As he worked, he watched the house. No smoke came from its chimneys, but at length he heard the opening of a door and Lily Brent appeared. He thought she was like the morning, fresh and young, with all the promise and danger of a new day, and while he looked at her his hands dropped idle. She stood on the step and nodded to him before she walked across the grass.

"You here alone?" she said, and there was a fine frown on her brow. "Where's the rest of them? If I don't rout them out myself—"

"Don't," he said. "It's early, and it's Sunday morning. They'll come soon enough." He stood up and rested his folded arms on the cow's back and looked at Lily.

"She'll have the pail over," she warned him quickly.

He put it out of danger and returned.

"You haven't fetched my stool," she said.

"I forgot it. Wait a bit. I'll get it soon."

"What's the matter with you this morning? We're wasting time."

"Let's waste time," he said. He looked round at the mists floating off the moor. The light was clearing; the cows had dwindled; the road was no longer a fairy flood but a highway for the feet of men.

"I want you to pretend it's yesterday," he said.

"What's the matter with you, John?"

"I'm going to tell you. Will you pretend it's yesterday?"

"Yes. It's Saturday morning, a busy day for us. We ought to get to work."

"Come a step nearer," he said, and she obeyed.

He clutched the hair on the cow's back and spoke in a harsh voice. "Will you marry me?" he said, frowning and looking her in the eyes. "I've hardly any money, but I love you. I want you. I didn't know what to do. If I'd waited till I had as much as you, I might have lost you. I didn't know what to do, but I thought I'd tell you."

"You needn't explain any more," she said. Her hands, too, fell on the cow's back, and with a little movement she bade him take them. He gathered her fingers into his and turned and twisted them.
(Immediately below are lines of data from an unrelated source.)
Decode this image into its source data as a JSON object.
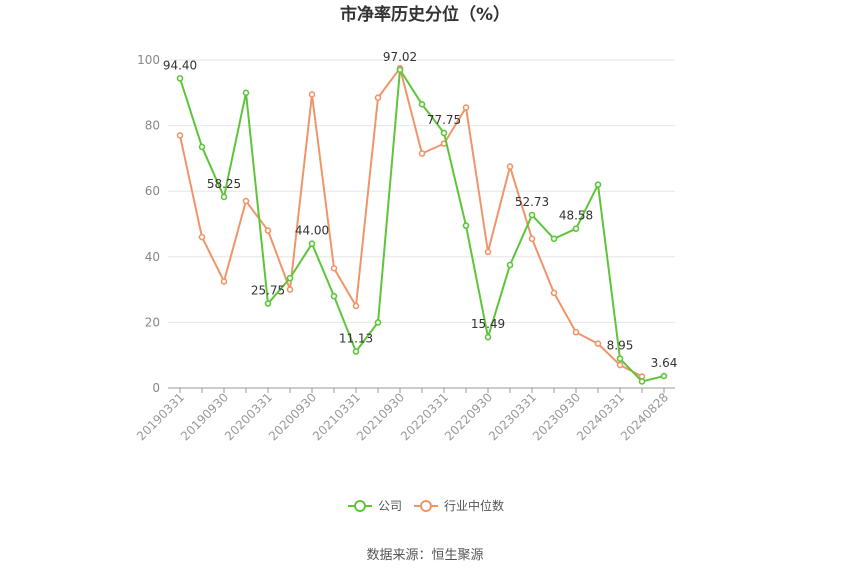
{
  "chart_data": {
    "type": "line",
    "title": "市净率历史分位（%）",
    "ylim": [
      0,
      100
    ],
    "yticks": [
      0,
      20,
      40,
      60,
      80,
      100
    ],
    "x_tick_labels": [
      "20190331",
      "20190930",
      "20200331",
      "20200930",
      "20210331",
      "20210930",
      "20220331",
      "20220930",
      "20230331",
      "20230930",
      "20240331",
      "20240828"
    ],
    "grid": "horizontal",
    "legend_position": "bottom",
    "series": [
      {
        "name": "公司",
        "color": "#5ec53a",
        "values": [
          94.4,
          73.5,
          58.25,
          90.0,
          25.75,
          33.5,
          44.0,
          28.0,
          11.13,
          20.0,
          97.02,
          86.5,
          77.75,
          49.5,
          15.49,
          37.5,
          52.73,
          45.5,
          48.58,
          62.0,
          8.95,
          2.0,
          3.64
        ],
        "data_labels": {
          "0": "94.40",
          "2": "58.25",
          "4": "25.75",
          "6": "44.00",
          "8": "11.13",
          "10": "97.02",
          "12": "77.75",
          "14": "15.49",
          "16": "52.73",
          "18": "48.58",
          "20": "8.95",
          "22": "3.64"
        }
      },
      {
        "name": "行业中位数",
        "color": "#f0956a",
        "values": [
          77.0,
          46.0,
          32.5,
          57.0,
          48.0,
          30.0,
          89.5,
          36.5,
          25.0,
          88.5,
          97.5,
          71.5,
          74.5,
          85.5,
          41.5,
          67.5,
          45.5,
          29.0,
          17.0,
          13.5,
          7.0,
          3.5,
          null
        ]
      }
    ],
    "source": "数据来源：恒生聚源"
  }
}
"I thought—if you wanted me—why should we live on opposite sides of the way? I can help you—and I love you." He relied on that.

"I love you," he said again.

He heard her ask softly, "Why?"

"Because—because—oh, you're all I want. You're like the earth, like herbs, like fresh green grass. I've got your hands: give me the rest of you!"

Her eyes flashed open, he saw and heard her laugh, and their lips met across the bulky barrier.

"But I want you in my arms," he said, and in the clearing light he held her there, though the sound of an opening window told them that the farm was waking.